Harith Rajagopalan, MD, PhD, co-founder, CEO and director of Fractyl Laboratories Inc., and colleagues evaluated 39 adults with type 2 diabetes who underwent duodenal mucosal resurfacing using novel balloon catheters on varying lengths of duodenum to determine the procedural safety and glycemic indices at 6 months.

Ablation of a long segment of duodenal mucosal was performed in 28 participants and 11 had a short segment ablated.

Immediately after the procedure and at later follow-up visits, there was no gastrointestinal bleeding, perforation, pancreatitis, severe hypoglycemia or evidence of malabsorption. Transient postprocedural abdominal pain due to air insufflation and/or endotracheal intubation was the most common study-related adverse event. Discomfort was not reported by any participants by 48 hours after the procedure.

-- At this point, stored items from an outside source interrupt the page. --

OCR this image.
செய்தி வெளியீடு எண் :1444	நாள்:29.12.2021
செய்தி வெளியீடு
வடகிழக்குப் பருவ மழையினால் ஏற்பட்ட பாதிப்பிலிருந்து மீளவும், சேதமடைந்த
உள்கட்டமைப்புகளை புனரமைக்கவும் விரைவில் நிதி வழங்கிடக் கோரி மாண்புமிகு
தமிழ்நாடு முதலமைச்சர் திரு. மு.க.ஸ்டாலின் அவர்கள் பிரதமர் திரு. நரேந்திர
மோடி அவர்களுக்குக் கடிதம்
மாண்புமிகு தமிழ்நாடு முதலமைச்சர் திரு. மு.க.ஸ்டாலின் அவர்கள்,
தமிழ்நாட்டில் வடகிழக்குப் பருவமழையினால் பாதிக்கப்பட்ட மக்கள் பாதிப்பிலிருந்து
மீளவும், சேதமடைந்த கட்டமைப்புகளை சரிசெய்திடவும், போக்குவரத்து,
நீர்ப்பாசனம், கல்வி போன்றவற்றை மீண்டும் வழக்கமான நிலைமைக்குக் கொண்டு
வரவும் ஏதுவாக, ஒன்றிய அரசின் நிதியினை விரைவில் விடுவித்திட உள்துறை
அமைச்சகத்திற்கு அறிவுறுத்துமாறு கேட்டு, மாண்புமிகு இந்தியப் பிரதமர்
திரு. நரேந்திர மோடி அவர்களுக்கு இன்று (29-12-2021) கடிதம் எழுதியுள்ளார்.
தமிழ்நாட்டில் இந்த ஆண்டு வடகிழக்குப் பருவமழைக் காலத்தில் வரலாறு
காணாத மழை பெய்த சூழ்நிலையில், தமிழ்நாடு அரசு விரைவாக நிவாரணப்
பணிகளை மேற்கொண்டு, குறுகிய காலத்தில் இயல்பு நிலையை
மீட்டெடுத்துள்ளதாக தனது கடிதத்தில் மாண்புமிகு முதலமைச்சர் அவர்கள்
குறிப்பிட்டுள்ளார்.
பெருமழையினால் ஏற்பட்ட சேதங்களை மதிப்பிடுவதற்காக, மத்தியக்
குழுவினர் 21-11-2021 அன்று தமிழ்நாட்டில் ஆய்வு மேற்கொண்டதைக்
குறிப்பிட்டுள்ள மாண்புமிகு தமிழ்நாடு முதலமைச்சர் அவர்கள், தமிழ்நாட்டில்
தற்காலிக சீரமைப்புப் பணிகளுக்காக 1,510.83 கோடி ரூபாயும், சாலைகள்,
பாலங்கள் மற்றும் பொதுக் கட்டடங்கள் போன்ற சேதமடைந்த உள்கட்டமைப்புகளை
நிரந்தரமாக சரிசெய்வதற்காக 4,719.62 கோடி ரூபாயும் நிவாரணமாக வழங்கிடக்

At 6 months, HbA1c was reduced by 1.2% in all participants (P < .001). At 3 months, the long segment of duodenal mucosal resurfacing group had a 2.5% reduction in mean HbA1c compared with a mean reduction of 1.2% in the short segment duodenal mucosal resurfacing group (P < .05 between groups). At 6 months, the trend continued in both groups (long segment, 1.4%; short segment, 0.7%; P = .3 between groups).

“Our findings suggest that minimally invasive upper gastrointestinal intervention through [duodenal mucosal resurfacing] can improve glycemia in type 2 diabetes and represents an interesting potential adjuvant or alternative to pharmacological treatment,” the researchers wrote. “The [duodenal mucosal resurfacing] approach may overcome treatment adherence and compliance issues, a major shortcoming of all pharmacological approaches. [Duodenal mucosal resurfacing] also provides a window into the intriguing and specific role of the duodenum in regulating downstream metabolism. Further work is necessary to better understand the clinical utility of this procedure-based intervention in controlled trial conditions in larger numbers of patients.” – by Amber Cox

Disclosure: Rajagopalan reports being an employee and owning shares in Fractyl Laboratories Inc.